Review: MasterList Professional
- By Mike Gunderloy
- February 14, 2005
MasterList Professional
$24.95
Safari Software, Inc.
Sonoma, California
(707) 939-9002
www.safarisoftware.com
If you're like most developers, you're doing seventy-leven things at once.
Or, more precisely, you're responsible for seventy-leven things, and often find
that a few of them have fallen to the floor because you forgot that they needed
to get done this particular week. Task lists, appointments, scraps of paper,
on-screen sticky notes...most of us have tried more than one system for keeping
track of the various things we need to get done.
MasterList Professional offers a new way to organize your tasks, and it's a
flexible and useful one. For starters, tasks get allocated to projects, and each
task gets a set of useful properties, including the task's difficulty, its
importance, and the time that you estimate it will take you to complete. You can
define as many projects as you like, and concentrate on the tasks in an
individual project or view them in a master list.
You can mark any task as "current" to have it turn up on a special tab of
things you need to concentrate on right now.
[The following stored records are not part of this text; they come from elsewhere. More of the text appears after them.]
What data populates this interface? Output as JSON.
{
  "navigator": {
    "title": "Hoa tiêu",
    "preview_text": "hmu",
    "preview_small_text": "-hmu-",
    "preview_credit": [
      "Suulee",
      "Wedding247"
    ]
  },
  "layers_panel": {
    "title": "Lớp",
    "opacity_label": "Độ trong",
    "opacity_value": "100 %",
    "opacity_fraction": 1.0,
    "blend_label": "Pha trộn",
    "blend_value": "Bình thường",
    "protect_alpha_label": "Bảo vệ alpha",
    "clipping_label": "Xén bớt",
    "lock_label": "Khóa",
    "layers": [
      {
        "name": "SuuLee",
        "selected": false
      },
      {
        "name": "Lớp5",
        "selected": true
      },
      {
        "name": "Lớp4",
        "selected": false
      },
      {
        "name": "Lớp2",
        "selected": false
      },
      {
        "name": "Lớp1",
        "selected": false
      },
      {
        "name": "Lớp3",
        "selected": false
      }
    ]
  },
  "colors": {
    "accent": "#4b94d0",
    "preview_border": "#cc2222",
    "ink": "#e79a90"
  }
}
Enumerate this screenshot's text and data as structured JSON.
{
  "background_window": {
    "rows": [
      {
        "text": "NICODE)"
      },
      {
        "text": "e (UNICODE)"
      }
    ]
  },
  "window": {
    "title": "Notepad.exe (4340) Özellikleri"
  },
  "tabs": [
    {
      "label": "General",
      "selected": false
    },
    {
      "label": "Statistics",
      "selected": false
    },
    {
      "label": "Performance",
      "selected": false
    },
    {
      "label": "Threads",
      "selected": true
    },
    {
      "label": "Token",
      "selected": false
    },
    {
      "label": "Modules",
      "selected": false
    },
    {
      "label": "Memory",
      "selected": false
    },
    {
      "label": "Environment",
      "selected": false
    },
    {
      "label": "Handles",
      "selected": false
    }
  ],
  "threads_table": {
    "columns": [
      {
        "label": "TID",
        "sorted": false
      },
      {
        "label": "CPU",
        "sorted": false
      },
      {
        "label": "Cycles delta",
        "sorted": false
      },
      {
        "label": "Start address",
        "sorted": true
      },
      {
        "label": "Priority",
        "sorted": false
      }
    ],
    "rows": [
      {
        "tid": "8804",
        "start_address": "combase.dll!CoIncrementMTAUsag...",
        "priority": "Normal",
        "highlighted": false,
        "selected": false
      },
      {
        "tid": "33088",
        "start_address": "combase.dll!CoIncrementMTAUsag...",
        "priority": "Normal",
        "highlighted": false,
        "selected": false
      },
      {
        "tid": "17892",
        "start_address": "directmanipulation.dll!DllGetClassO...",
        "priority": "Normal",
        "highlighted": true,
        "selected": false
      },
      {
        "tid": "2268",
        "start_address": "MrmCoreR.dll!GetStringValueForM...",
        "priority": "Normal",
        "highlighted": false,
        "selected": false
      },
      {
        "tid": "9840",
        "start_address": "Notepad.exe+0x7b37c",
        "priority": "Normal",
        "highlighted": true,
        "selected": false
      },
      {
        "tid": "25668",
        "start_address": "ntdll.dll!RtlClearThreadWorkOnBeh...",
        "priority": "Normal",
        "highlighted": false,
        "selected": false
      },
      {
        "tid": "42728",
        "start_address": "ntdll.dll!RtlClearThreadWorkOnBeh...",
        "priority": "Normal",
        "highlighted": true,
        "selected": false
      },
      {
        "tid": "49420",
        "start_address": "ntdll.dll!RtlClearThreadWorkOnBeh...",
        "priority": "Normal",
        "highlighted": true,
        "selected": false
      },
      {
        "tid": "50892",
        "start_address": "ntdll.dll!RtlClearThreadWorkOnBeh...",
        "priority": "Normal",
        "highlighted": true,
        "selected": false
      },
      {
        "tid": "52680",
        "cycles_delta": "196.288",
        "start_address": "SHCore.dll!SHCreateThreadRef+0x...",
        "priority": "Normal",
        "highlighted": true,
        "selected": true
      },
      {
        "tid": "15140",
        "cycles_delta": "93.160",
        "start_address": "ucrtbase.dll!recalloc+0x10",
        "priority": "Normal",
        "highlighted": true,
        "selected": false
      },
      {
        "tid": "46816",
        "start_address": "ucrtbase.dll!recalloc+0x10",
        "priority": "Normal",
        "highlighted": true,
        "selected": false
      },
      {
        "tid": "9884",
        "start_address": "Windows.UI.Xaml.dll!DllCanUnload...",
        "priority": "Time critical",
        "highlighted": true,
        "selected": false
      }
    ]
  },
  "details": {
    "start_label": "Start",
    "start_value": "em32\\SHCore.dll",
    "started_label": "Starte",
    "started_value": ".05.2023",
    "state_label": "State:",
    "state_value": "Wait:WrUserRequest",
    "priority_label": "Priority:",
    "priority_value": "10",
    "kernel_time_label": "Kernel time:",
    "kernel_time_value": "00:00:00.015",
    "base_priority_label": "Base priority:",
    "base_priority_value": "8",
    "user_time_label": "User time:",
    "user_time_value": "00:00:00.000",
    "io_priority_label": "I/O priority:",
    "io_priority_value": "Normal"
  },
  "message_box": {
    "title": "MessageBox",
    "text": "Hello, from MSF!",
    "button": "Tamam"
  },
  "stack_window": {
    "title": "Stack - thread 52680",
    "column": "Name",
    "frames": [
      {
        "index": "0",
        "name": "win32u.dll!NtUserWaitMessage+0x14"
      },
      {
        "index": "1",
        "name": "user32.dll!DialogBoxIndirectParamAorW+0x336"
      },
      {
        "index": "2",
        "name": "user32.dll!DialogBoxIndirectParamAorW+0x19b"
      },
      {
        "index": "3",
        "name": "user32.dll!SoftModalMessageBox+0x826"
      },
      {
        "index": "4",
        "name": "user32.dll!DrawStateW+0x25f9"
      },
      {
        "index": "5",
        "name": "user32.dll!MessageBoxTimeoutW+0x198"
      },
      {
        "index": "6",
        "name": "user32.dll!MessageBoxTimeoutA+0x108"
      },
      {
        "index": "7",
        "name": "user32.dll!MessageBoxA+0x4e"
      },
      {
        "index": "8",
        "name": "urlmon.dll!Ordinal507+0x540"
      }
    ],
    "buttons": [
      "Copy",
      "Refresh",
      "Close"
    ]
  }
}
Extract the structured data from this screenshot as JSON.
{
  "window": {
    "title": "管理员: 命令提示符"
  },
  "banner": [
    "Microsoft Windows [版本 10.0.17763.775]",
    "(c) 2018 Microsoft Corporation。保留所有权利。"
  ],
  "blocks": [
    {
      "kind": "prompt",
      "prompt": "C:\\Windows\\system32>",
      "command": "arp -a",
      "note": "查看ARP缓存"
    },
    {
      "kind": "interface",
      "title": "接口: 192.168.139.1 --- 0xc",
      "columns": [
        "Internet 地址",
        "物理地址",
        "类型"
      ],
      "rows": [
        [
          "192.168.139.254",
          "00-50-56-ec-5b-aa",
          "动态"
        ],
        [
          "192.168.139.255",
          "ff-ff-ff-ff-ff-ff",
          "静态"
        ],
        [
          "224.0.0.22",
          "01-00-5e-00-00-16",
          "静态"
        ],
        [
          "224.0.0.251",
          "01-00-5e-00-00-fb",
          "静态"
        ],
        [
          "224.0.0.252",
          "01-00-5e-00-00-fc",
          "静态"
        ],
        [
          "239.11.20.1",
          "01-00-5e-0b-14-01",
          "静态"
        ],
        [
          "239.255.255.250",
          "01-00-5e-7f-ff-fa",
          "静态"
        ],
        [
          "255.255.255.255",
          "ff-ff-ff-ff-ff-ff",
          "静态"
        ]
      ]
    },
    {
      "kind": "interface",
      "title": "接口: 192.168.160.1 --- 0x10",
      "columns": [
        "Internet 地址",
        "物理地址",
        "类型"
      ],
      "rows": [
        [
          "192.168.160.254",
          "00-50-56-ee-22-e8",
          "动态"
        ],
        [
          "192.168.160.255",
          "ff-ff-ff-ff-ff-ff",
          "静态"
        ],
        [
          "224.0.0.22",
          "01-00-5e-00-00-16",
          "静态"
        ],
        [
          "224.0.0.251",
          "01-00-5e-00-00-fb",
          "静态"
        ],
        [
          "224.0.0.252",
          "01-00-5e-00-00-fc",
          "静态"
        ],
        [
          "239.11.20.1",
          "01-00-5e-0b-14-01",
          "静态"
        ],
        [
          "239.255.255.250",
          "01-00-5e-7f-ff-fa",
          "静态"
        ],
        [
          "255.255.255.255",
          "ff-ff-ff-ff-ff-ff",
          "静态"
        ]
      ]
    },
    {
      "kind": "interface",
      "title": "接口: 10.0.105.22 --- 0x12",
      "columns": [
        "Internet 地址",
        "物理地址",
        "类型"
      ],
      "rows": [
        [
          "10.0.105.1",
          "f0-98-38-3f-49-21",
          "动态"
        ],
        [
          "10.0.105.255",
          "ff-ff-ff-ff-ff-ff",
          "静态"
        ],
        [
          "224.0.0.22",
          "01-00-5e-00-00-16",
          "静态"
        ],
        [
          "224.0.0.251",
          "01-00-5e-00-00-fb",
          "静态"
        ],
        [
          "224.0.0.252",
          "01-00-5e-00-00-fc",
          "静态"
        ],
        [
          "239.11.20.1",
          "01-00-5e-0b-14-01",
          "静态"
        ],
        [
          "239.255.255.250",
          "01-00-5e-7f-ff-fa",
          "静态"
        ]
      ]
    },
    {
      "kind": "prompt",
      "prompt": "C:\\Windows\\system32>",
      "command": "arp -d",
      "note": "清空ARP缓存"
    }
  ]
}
You can also make "task
appointments" for things that need a longer block of time, to ensure that they
don't slip through the cracks. MasterList can also automatically schedule tasks
for you, based on the information you've supplied on their importance and the
time they will take you to complete.
In addition, MasterList Professional will communicate with the outside world.
It can take existing word processing documents and bring them in as checklists
of tasks to be completed. It can also integrate in both directions with
Microsoft Outlook, lettting you share both tasks and appointments with your
existing Outlook installation. If you'd like to give it a spin, you can download
a 14-day trial from the Safari Software Web site.
About the Author
Mike Gunderloy has been developing software for a quarter-century now, and writing about it for nearly as long. He walked away from a .NET development career in 2006 and has been a happy Rails user ever since. Mike blogs at A Fresh Cup.